Jan 5, 2021
Wilson announces retirement after 11 seasons
Colin Wilson is calling it a career. The veteran centre announced his retirement through the NHLPA on Tuesday after 11 seasons in the NHL. The 31-year-old Greenwich, CT native appeared in 632 career games with the Nashville Predators and Colorado Avalanche.
TSN.ca Staff
Colin Wilson is calling it a career.
The veteran centre announced his retirement through the NHLPA on Tuesday after 11 seasons in the NHL.
The 31-year-old Greenwich, CT native appeared in 632 career games with the Nashville Predators and Colorado Avalanche. Wilson finishes his career with 113 goals and 173 assists.

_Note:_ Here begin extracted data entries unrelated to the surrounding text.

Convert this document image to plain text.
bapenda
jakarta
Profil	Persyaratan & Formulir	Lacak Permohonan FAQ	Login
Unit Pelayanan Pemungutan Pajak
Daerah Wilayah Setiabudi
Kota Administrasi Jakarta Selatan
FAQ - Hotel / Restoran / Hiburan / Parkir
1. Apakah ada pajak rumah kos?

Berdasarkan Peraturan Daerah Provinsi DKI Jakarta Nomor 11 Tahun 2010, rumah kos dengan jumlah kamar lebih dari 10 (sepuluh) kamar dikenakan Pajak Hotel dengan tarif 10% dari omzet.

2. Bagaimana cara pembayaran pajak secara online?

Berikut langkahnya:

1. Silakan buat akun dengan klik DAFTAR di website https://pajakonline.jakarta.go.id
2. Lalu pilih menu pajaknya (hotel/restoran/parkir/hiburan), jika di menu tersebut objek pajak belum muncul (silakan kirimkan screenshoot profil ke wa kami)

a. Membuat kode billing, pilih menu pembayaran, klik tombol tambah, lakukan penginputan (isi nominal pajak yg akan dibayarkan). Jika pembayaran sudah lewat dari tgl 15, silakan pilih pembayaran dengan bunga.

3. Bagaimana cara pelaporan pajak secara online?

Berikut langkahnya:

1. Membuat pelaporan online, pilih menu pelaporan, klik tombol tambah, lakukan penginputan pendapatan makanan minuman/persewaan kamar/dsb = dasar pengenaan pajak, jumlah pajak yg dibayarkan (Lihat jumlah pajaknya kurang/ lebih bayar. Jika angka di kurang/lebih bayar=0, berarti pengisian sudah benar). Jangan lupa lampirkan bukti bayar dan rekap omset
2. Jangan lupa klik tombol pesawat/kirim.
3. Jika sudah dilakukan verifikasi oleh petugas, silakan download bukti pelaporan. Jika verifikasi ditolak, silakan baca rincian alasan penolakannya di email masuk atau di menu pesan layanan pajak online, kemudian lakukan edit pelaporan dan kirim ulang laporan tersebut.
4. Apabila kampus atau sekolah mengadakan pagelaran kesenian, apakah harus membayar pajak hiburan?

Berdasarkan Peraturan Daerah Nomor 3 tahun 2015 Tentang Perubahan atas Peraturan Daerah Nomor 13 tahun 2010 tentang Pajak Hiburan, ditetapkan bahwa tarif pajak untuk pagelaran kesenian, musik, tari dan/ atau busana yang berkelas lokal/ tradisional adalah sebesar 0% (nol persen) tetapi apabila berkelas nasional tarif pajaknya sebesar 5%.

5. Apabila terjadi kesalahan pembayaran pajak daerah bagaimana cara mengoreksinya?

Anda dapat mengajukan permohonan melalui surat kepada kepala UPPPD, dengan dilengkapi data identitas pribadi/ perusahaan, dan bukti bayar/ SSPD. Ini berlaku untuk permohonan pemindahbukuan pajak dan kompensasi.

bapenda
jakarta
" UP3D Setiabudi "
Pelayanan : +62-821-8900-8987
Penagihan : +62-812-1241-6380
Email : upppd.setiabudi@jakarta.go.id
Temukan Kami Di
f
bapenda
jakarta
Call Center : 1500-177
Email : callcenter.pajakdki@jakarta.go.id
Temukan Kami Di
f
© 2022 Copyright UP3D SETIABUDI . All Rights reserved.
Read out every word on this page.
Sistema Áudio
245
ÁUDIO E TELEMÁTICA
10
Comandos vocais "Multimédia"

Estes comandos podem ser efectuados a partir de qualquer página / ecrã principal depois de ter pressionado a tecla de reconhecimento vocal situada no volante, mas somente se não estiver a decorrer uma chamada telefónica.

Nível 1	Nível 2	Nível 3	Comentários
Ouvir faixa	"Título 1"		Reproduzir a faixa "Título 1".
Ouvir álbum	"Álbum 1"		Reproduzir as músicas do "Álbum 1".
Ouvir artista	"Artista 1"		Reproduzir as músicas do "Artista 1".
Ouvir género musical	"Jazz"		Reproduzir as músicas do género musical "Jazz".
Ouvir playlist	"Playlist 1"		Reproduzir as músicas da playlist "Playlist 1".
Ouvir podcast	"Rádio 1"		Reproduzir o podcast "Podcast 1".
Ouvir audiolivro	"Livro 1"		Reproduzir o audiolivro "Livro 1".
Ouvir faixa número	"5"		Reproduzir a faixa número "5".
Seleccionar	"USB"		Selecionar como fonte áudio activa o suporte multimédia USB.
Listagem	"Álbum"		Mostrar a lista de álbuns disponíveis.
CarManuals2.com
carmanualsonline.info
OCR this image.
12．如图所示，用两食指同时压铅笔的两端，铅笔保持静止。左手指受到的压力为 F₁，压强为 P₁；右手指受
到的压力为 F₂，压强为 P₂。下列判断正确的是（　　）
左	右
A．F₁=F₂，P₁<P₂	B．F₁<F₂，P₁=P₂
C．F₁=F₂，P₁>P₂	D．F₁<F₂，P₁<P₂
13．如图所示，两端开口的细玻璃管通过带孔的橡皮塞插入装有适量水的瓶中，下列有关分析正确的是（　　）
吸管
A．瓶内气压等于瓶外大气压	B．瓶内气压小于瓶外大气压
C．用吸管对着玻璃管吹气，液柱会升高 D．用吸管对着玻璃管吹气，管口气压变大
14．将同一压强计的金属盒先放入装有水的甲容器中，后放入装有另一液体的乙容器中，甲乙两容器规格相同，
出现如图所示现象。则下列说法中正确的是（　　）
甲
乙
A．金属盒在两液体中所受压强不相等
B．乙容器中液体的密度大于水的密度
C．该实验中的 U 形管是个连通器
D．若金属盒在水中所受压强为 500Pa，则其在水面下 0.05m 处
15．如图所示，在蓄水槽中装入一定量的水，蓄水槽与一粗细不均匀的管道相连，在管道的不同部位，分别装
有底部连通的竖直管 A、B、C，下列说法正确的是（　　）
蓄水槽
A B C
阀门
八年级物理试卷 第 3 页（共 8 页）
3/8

Last season with the Avs, Wilson appeared in just nine games, recuperating from hip surgery. In October, he penned an essay in The Players' Tribune revealing that he struggled with obsessive-compulsive disorder for most of his life and had developed a substance-abuse problem in his attempt to help medicate.
Wilson wrote that his worst days personally came at the height of his professional career, when his Predators reached the 2017 Stanley Cup Final.
“All I can say really is that, during the Stanley Cup finals in 2017, when we were playing the Penguins — I hit bottom," Wilson wrote in his piece called The Things You Can't See. "My brain blew up. I was a shell of the person I am today. For the three or so years leading up to that point, I had been taking Xanax and Seroquel to help me sleep. One is addictive and gets you high, the other I would refer to as a horse tranquilizer, because it would knock me out. One night I would take Xanax, the next Seroquel. During that playoff run, I had started partying more as well, to numb the pain. The combination of those pills, mixed with alcohol, and years of untreated OCD … I found rock bottom."
Wilson credits the use of psychedelics in his recovery.
"The word psychedelics might put people off, I get that — but I can’t stress enough how critical they were in my recovery," Wilson wrote. "That experience showed me a completely different side of myself and gave me a deep sense of spirituality. It put me in touch with a part of me that I didn’t even know existed. I felt like what I was experiencing was greater than myself, my journey, if that makes sense."
In his essay, Wilson wrote that he was leaning towards retirement at that time.
The seventh overall pick of the 2008 NHL Entry Draft out of Boston University, Wilson represented the United States internationally on a number of occasions, appearing in a pair of World Junior Hockey Championship and playing in the 2009 IIHP World Championship in Switzerland.